政府機関でもない、上場企業でもない。ただの個人の経営コンサルタントのサイトです。盗まれて困る国家機密があるわけでもない。

「狙われるとしても、せいぜいブログ記事をパクられるくらいだろう」

私も、昨日までは本気でそう思っていました。

しかし、その油断はデータによって無残に打ち砕かれました。

私のWebサイトの裏側(アクセスログ)を確認したとき、そこには背筋が凍るような記録が残っていたのです。

「1日あたり、1,000回以上の不正アクセス」

深夜から早朝にかけて、私のサイトの管理画面をこじ開けようとする何者かの足跡が、秒単位で記録されていました。

しかも、ただの「閲覧」ではありません。彼らは明確な殺意を持って、私のサイトの心臓部を狙っていたのです。

今日は、私が体験した**「サイバー攻撃のリアル」と、そこから中小企業が学ぶべき「たった一つの生存戦略」**についてお話しします。

「衝撃の事実。1000件以上の攻撃。アクセスの9割以上が海外からの攻撃でした。」

 

「実際の攻撃ログ。存在しないウイルスファイルを執拗に探しているのが分かります。

 


第1章:それは「万引き」ではなく「強盗」だった

私が当初犯していた最大の勘違い。

それは、「彼らは私のノウハウ記事を読みたくて(コピーしたくて)来ている」と思っていたことでした。

しかし、ログを詳細に解析して分かった事実は、もっと凶悪なものでした。

彼らが執拗にアクセスしていたのは、記事ページではなく、以下のような「特殊なファイル」だったのです。

  • xmlrpc.php への集中攻撃
    これは、記事を読むためのファイルではありません。**「何千通りものパスワードを機械的に試して、管理画面のロックを無理やりこじ開ける(ブルートフォース攻撃)」**ための、ハッカー御用達の裏口です。

  • flower.php や buy.php の探索
    これらは私のサイトには存在しないファイルです。ではなぜ探していたのか?
    これらは、過去に世界的に流行した**「ウイルス(バックドア)」の名前**です。

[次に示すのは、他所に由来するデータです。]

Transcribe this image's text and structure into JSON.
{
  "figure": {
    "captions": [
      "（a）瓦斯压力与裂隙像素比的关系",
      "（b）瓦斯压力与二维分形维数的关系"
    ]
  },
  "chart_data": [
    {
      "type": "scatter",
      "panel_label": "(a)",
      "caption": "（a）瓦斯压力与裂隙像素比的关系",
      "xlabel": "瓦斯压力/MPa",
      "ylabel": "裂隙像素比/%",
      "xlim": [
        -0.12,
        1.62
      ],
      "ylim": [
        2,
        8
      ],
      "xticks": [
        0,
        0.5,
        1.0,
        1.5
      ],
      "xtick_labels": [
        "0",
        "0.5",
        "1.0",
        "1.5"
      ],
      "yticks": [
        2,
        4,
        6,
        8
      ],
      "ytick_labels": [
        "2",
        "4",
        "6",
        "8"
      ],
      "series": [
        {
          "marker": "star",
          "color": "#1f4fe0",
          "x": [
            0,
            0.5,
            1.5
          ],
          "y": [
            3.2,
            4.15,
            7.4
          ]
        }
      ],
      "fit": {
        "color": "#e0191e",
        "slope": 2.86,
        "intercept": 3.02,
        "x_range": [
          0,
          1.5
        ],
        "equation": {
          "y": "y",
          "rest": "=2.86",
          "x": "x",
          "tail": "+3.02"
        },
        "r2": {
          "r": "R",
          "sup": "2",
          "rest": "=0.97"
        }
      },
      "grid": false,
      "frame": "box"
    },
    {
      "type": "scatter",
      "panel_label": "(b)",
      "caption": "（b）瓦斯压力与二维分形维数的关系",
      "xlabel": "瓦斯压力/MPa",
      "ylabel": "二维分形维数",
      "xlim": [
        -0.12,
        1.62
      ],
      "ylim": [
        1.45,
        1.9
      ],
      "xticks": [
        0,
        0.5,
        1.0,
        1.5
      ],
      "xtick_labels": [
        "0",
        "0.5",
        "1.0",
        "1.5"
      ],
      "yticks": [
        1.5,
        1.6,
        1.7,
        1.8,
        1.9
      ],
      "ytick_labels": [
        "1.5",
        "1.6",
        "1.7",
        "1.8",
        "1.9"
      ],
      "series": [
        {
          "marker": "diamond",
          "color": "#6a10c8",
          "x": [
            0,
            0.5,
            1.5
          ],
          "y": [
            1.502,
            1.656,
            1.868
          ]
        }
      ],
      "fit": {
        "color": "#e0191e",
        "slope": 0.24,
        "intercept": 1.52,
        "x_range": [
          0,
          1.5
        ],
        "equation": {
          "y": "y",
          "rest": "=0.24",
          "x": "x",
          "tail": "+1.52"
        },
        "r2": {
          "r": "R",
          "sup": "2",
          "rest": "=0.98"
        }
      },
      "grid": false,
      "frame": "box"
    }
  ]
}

「このサイトに、昔のウイルスが残した『侵入用の裏口』はないか?」と、手当たり次第にドアノブを回して確認していたのです。

つまり、彼らは「本を立ち読み(記事コピー)」しに来たのではありません。

バールとドリルを持って、**「事務所の金庫を破壊(侵入)」**しに来ていたのです。

もし、対策が数日遅れていたらどうなっていたか。

セキュリティ専門家の見解によれば、以下の3つの結末が待っていました。

  1. ランサムウェア被害:サイトがロックされ、「解除してほしければ身代金を払え」と脅される。

  2. サイトの改ざん:トップページを開くと、勝手に「偽ブランド品の詐欺サイト」や「アダルトサイト」に飛ばされるようになり、会社の信用が地に落ちる。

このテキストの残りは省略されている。